沈眉庄眼中燃起希望:“此法甚好!既能引出奸计,又能自证清白!”
接着,三人看向甄嬛。甄嬛封妃在即,皇后的陷阱必然围绕“纯元故衣”。
“皇后的赏赐,避无可避。”甄嬛冷静分析,“那匹料子,我若不用,便是违逆懿旨,她必有后招。为今之计,我只能用。”
“姐姐!”沈眉庄惊呼。
“但不是她用,是我用。”安陵容语出惊人。
甄嬛和沈眉庄都愣住了。
安陵容解释道:“皇后赏赐衣料,并未明言必须在封妃大典上穿。我可向姐姐讨要这匹料子,理由是极其喜欢,想仿制一件类似的常服。姐姐便可顺水推舟给我。然后,我会‘不小心’在拜访端妃娘娘或敬妃娘娘时,穿着这件衣服‘偶然’被她们看见。”

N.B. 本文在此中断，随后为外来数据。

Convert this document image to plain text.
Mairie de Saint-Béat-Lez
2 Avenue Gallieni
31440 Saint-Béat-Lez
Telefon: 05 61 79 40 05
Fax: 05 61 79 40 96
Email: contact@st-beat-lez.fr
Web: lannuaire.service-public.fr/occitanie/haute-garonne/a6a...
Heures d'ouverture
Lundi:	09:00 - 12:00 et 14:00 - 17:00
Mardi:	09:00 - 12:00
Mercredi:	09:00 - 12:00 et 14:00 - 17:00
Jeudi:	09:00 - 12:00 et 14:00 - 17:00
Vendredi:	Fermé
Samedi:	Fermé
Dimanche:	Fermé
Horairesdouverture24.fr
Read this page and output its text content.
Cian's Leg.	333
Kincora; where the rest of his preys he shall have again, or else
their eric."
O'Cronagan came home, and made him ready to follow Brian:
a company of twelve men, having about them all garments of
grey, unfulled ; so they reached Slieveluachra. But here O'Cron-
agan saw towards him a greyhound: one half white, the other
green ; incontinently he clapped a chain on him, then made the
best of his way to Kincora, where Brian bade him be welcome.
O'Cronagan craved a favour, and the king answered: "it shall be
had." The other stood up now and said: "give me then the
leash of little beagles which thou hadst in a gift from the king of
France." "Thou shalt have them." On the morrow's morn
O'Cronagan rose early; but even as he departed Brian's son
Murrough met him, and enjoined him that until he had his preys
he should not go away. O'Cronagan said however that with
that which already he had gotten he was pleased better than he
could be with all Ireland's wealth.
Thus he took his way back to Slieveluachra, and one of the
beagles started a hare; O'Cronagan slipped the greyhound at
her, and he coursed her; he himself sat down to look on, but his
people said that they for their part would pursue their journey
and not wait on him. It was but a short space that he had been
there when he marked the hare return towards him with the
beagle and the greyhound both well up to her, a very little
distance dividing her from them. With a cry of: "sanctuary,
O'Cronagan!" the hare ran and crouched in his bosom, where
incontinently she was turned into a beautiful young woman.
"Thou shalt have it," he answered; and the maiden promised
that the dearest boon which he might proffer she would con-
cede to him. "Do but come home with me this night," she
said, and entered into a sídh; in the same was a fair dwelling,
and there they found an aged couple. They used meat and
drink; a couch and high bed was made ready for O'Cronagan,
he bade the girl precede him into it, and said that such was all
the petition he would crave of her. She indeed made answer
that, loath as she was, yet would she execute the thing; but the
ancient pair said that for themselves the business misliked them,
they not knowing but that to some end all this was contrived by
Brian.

端妃和敬妃都是宫中的老人,且都经历过纯元皇后的时代,对故衣必然有印象。由她们发现并点破,远比在封妃大典上由皇后发难要温和得多,也给了甄嬛转圜的余地。届时,甄嬛完全可以声称自己并不知情,只是觉得料子好看赏给了妹妹,是妹妹年幼无知才仿制了衣裳,将主要责任揽到自己身上,从而将伤害降到最低。
“此计虽险,但已是目前最好的办法。”甄嬛沉吟片刻,肯定了安陵容的计划,“只是,陵容,如此一来,你便替我将这最大的风险扛了过去。皇后若知,必定恨你入骨。”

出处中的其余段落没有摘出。